A collection of visceral, anti-colonial poetry from the Maghreb region of North Africa that is as indebted to Surrealism as it is to Negritude.
Originally published in 1975, PROXIMAL MOROCCO— is a collection of poems by Mohammed Khaïr-Eddine written in fits and starts during a span of 10 years (1964-1974), during the fever pitch of his political exile from his homeland of Morocco which he fled, partly for fear of political persecution and partly to pursue a literary career in Paris, France. Laced with the same politically-inflected Surrealistic fervor as Aimé Césaire, the book is at once a powerful outcry to fellow artists for international solidarity of the colonized and outcast and a documentation of the pain and struggle of exile.
“Mohammed Khaïr-Eddine is a poetic force, and Jake Syersak's unrelenting, uncompromising translation brings one of his most alive books crashing into English ‘in the likeness of thunder.’” — Emma Ramadan
Poetry. Middle Eastern Studies. Translation.
Jake Syersak received his MFA from the University of Arizona and is currently a PhD student in English and Creative Writing at the University of Georgia. He is the author of YIELD ARCHITECTURE (Burnside Review Press, 2018) and several chapbooks. His poems have appeared in Black Warrior Review, Colorado Review, Verse Daily, Omniverse, and elsewhere. He edits Cloud Rodeo, co-edits Radioactive Cloud, serves as a contributing editor for Letter Machine Editions, and co-curates the Yumfactory Reading Series in Athens, GA.

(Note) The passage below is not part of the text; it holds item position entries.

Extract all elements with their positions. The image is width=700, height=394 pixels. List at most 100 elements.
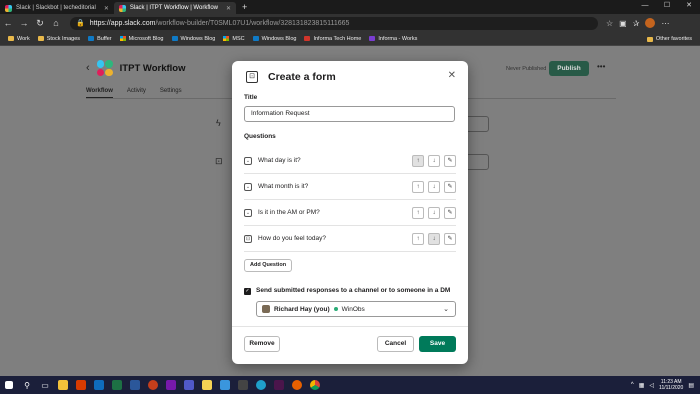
publish-button[interactable]: Publish	[549, 61, 589, 76]
question-row[interactable]: ⌄ What day is it? ↑ ↓ ✎	[244, 148, 456, 174]
edit-pencil-icon[interactable]: ✎	[444, 233, 456, 245]
firefox-icon[interactable]	[288, 376, 306, 394]
maximize-icon[interactable]: ☐	[656, 0, 678, 12]
chrome-icon[interactable]	[306, 376, 324, 394]
cancel-button[interactable]: Cancel	[377, 336, 414, 352]
move-up-icon[interactable]: ↑	[412, 181, 424, 193]
tab-label: Slack | Slackbot | techeditorial	[16, 5, 96, 11]
move-up-icon[interactable]: ↑	[412, 155, 424, 167]
browser-tab-workflow[interactable]: Slack | ITPT Workflow | Workflow ✕	[113, 2, 237, 14]
notification-chevron-icon[interactable]: ^	[631, 382, 634, 388]
more-options-icon[interactable]: •••	[597, 62, 605, 71]
microsoft-icon	[119, 36, 126, 41]
settings-menu-icon[interactable]: ⋯	[661, 19, 669, 28]
bookmark-buffer[interactable]: Buffer	[88, 36, 112, 42]
move-up-icon[interactable]: ↑	[412, 207, 424, 219]
new-tab-button[interactable]: +	[236, 2, 253, 14]
edit-pencil-icon[interactable]: ✎	[444, 181, 456, 193]
send-responses-checkbox[interactable]: ✓	[244, 288, 251, 295]
start-windows-icon[interactable]	[0, 376, 18, 394]
dropdown-icon: ⌄	[244, 208, 252, 217]
refresh-icon[interactable]: ↻	[32, 18, 48, 29]
tab-label: Slack | ITPT Workflow | Workflow	[129, 5, 218, 11]
collections-icon[interactable]: ▣	[619, 19, 627, 28]
close-tab-icon[interactable]: ✕	[226, 5, 231, 12]
move-down-icon[interactable]: ↓	[428, 181, 440, 193]
url-field[interactable]: 🔒 https://app.slack.com/workflow-builder…	[70, 16, 598, 30]
bookmark-other-favorites[interactable]: Other favorites	[646, 32, 692, 46]
favorites-icon[interactable]: ✰	[633, 19, 640, 28]
question-text: How do you feel today?	[258, 235, 326, 242]
address-bar-row: ← → ↻ ⌂ 🔒 https://app.slack.com/workflow…	[0, 14, 700, 32]
powerpoint-icon[interactable]	[144, 376, 162, 394]
back-icon[interactable]: ←	[0, 18, 16, 28]
question-row[interactable]: ⌄ Is it in the AM or PM? ↑ ↓ ✎	[244, 200, 456, 226]
workflow-header: ‹ ITPT Workflow	[86, 60, 185, 76]
action-center-icon[interactable]: ▤	[688, 382, 694, 389]
move-down-icon[interactable]: ↓	[428, 155, 440, 167]
windows-icon	[171, 36, 178, 41]
edit-step-button[interactable]	[465, 116, 489, 132]
bookmark-microsoft-blog[interactable]: Microsoft Blog	[119, 36, 164, 42]
move-down-icon[interactable]: ↓	[428, 207, 440, 219]
save-button[interactable]: Save	[419, 336, 456, 352]
task-view-icon[interactable]: ▭	[36, 376, 54, 394]
sticky-notes-icon[interactable]	[198, 376, 216, 394]
clock[interactable]: 11:23 AM 11/11/2020	[659, 379, 683, 391]
store-icon[interactable]	[234, 376, 252, 394]
slack-favicon-icon	[5, 4, 12, 12]
close-window-icon[interactable]: ✕	[678, 0, 700, 12]
teams-icon[interactable]	[180, 376, 198, 394]
question-row[interactable]: ⊡ How do you feel today? ↑ ↓ ✎	[244, 226, 456, 252]
move-down-icon[interactable]: ↓	[428, 233, 440, 245]
tab-workflow[interactable]: Workflow	[86, 88, 113, 98]
edit-step-button[interactable]	[465, 154, 489, 170]
bookmark-informa-tech[interactable]: Informa Tech Home	[304, 36, 361, 42]
bookmark-informa-works[interactable]: Informa - Works	[369, 36, 417, 42]
remove-button[interactable]: Remove	[244, 336, 280, 352]
form-title-input[interactable]: Information Request	[244, 106, 455, 122]
office-icon[interactable]	[72, 376, 90, 394]
lock-icon: 🔒	[76, 20, 85, 27]
edit-pencil-icon[interactable]: ✎	[444, 155, 456, 167]
home-icon[interactable]: ⌂	[48, 18, 64, 28]
close-tab-icon[interactable]: ✕	[104, 5, 109, 12]
file-explorer-icon[interactable]	[54, 376, 72, 394]
bookmark-windows-blog[interactable]: Windows Blog	[171, 36, 215, 42]
outlook-icon[interactable]	[90, 376, 108, 394]
close-icon[interactable]: ✕	[448, 70, 456, 81]
edge-icon[interactable]	[252, 376, 270, 394]
search-icon[interactable]: ⚲	[18, 376, 36, 394]
onenote-icon[interactable]	[162, 376, 180, 394]
profile-avatar[interactable]	[645, 18, 656, 28]
edit-pencil-icon[interactable]: ✎	[444, 207, 456, 219]
bookmarks-bar: Work Stock Images Buffer Microsoft Blog …	[0, 32, 700, 46]
volume-icon[interactable]: ◁	[649, 382, 654, 389]
word-icon[interactable]	[126, 376, 144, 394]
excel-icon[interactable]	[108, 376, 126, 394]
recipient-select[interactable]: Richard Hay (you) WinObs ⌄	[256, 301, 456, 317]
avatar	[262, 305, 270, 313]
back-arrow-icon[interactable]: ‹	[86, 62, 90, 74]
url-path: /workflow-builder/T0SML07U1/workflow/328…	[155, 19, 350, 27]
photos-icon[interactable]	[216, 376, 234, 394]
tab-settings[interactable]: Settings	[160, 88, 182, 98]
questions-label: Questions	[244, 133, 276, 140]
forward-icon[interactable]: →	[16, 18, 32, 28]
bookmark-work[interactable]: Work	[8, 36, 30, 42]
browser-tab-slackbot[interactable]: Slack | Slackbot | techeditorial ✕	[0, 2, 114, 14]
recipient-extra: WinObs	[341, 305, 365, 313]
bookmark-windows-blog-2[interactable]: Windows Blog	[252, 36, 296, 42]
tab-activity[interactable]: Activity	[127, 88, 146, 98]
move-up-icon[interactable]: ↑	[412, 233, 424, 245]
minimize-icon[interactable]: —	[634, 0, 656, 12]
dropdown-icon: ⌄	[244, 182, 252, 191]
network-icon[interactable]: ▦	[639, 382, 645, 389]
favorite-star-icon[interactable]: ☆	[606, 19, 613, 28]
bookmark-stock-images[interactable]: Stock Images	[37, 36, 80, 42]
add-question-button[interactable]: Add Question	[244, 259, 293, 272]
bookmark-msc[interactable]: MSC	[223, 36, 245, 42]
online-status-icon	[333, 307, 338, 311]
question-row[interactable]: ⌄ What month is it? ↑ ↓ ✎	[244, 174, 456, 200]
slack-icon[interactable]	[270, 376, 288, 394]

Author City: ATHENS, GA USA
Mohammed Khaïr-Eddine was born in 1941 near Tafraout, Southern Morocco, of Berber heritage. One of the major Francophone avant-garde poets of his generation, he is especially well-renowned for his "guerrilla linguistic," an incendiary, Surrealist-inspired, insurrectionary style of writing. AGADIR, his first full-length work, won the Jean Cocteau "Enfants terribles" prize in 1968 and was followed by numerous works of prose, poetry, and drama, including Corps négatif suivi de Histoire d'un bon dieu (1968), Soleil arachnide (1969) Moi, l'aigre (1970), Le Déterreur (1973), Une odeur de mantèque (1976), and Résurrection des fleurs sauvages (1981). One of the co-founders (with Abdellatif Laâbi) of the magazine Anfas/Souffles (Breaths), he lived in self-exile in France from 1965, returning to Morocco only in 1979. He died in Rabat on November 18, 1995, Independence Day in Morocco.